The behavioral rounds at AT&T are much more prominent than at pure tech companies. You can expect a dedicated behavioral round plus behavioral questions woven into the hiring manager interview. Probably 40-50% of the total interview time is behavioral.
The values they return to again and again:
Customer obsession. Seriously, almost every question I got had an implicit "and how did this impact the customer?" angle. This is a B2C consumer company at its core. Even for technical roles, they want to see that you think about end users.
Stakeholder alignment / cross-functional work. AT&T is a massive organization. They want people who can work across silos. Any example where you navigated disagreement or got multiple teams moving together is gold.
Driving through ambiguity. They use that exact phrase. Most of the behavioral prompts I got were STAR-format: "Tell me about a time when you had to make a decision without full information."

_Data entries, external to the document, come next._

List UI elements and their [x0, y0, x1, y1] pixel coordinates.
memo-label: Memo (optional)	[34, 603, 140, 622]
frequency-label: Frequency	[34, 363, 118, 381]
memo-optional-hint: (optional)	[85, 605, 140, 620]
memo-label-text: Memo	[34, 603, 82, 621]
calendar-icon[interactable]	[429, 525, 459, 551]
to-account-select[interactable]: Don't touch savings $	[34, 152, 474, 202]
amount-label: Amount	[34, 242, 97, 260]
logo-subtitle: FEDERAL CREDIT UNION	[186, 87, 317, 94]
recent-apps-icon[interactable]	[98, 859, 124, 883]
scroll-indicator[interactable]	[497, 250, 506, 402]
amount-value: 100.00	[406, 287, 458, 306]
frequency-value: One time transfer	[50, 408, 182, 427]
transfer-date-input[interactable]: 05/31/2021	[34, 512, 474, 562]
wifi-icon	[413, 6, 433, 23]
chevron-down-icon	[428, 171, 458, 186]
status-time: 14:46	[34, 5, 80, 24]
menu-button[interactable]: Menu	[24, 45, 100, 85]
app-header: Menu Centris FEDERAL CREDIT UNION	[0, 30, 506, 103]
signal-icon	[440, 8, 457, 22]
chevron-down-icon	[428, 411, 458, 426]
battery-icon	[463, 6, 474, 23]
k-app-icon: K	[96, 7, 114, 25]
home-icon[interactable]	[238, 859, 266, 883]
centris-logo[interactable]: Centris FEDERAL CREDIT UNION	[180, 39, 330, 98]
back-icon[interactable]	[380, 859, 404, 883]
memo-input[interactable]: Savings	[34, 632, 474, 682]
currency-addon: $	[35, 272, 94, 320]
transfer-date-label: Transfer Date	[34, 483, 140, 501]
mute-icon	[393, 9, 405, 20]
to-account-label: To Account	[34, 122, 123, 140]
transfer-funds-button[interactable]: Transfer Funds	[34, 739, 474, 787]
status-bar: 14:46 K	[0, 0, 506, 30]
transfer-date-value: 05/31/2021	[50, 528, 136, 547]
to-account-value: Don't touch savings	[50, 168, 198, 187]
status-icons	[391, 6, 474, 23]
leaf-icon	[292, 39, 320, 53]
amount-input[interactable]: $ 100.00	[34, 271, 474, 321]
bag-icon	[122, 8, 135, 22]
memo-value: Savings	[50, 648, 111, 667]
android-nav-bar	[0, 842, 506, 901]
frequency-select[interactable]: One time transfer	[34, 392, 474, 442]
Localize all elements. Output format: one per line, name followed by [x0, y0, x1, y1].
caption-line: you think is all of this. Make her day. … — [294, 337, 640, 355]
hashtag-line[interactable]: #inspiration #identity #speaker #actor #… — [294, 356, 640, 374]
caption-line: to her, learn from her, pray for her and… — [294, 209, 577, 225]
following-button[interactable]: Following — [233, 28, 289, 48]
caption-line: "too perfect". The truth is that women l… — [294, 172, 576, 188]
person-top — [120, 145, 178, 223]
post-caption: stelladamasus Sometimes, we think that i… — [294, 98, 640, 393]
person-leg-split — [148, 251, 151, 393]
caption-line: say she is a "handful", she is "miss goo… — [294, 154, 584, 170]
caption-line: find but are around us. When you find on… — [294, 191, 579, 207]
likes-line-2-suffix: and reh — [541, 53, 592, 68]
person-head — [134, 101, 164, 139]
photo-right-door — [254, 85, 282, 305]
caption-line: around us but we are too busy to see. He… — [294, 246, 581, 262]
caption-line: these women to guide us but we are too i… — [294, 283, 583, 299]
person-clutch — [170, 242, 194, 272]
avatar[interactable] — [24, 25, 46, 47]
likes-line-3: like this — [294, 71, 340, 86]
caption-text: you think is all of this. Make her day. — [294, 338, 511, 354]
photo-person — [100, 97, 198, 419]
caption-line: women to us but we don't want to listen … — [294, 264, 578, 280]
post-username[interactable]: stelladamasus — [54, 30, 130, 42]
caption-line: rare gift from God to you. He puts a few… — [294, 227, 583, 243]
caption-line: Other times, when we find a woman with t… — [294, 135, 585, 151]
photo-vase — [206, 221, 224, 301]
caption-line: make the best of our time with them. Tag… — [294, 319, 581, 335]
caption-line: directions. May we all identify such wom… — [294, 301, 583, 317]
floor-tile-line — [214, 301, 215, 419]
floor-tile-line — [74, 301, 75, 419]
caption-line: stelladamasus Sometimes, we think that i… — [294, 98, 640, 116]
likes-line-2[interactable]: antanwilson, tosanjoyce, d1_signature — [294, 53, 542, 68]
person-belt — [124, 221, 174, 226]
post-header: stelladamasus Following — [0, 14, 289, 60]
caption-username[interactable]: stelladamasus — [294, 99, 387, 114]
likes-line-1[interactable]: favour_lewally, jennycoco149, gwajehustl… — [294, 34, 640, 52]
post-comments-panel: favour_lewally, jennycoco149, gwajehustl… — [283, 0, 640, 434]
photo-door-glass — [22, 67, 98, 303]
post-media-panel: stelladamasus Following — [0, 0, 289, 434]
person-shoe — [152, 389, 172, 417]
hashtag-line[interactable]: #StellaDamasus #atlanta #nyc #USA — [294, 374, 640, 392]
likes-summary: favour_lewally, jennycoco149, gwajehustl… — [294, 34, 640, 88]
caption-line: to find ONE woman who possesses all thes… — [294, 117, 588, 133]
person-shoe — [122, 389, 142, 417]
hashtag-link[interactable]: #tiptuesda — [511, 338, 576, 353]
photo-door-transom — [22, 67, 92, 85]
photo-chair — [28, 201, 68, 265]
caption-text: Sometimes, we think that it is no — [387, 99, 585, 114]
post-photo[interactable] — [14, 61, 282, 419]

Questions I actually got (paraphrasing): Tell me about a time you had to push back on a stakeholder's request. Describe a situation where you missed a deadline. What happened and what did you do? Tell me about a project where the scope changed significantly mid-stream. Give an example of when you had to work with someone who had a very different communication style. Tell me about a time you improved a process.
What didn't work: Generic answers. The interviewers were experienced and they'd follow up with "and what specifically did you do" if you kept it vague. You need a real story with real specifics: a number, a timeline, an actual outcome.
The interviewer for my PM role specifically said they use a structured scorecard, so each question maps to a competency. You don't get to pick which competencies they score. Just be ready for the full range.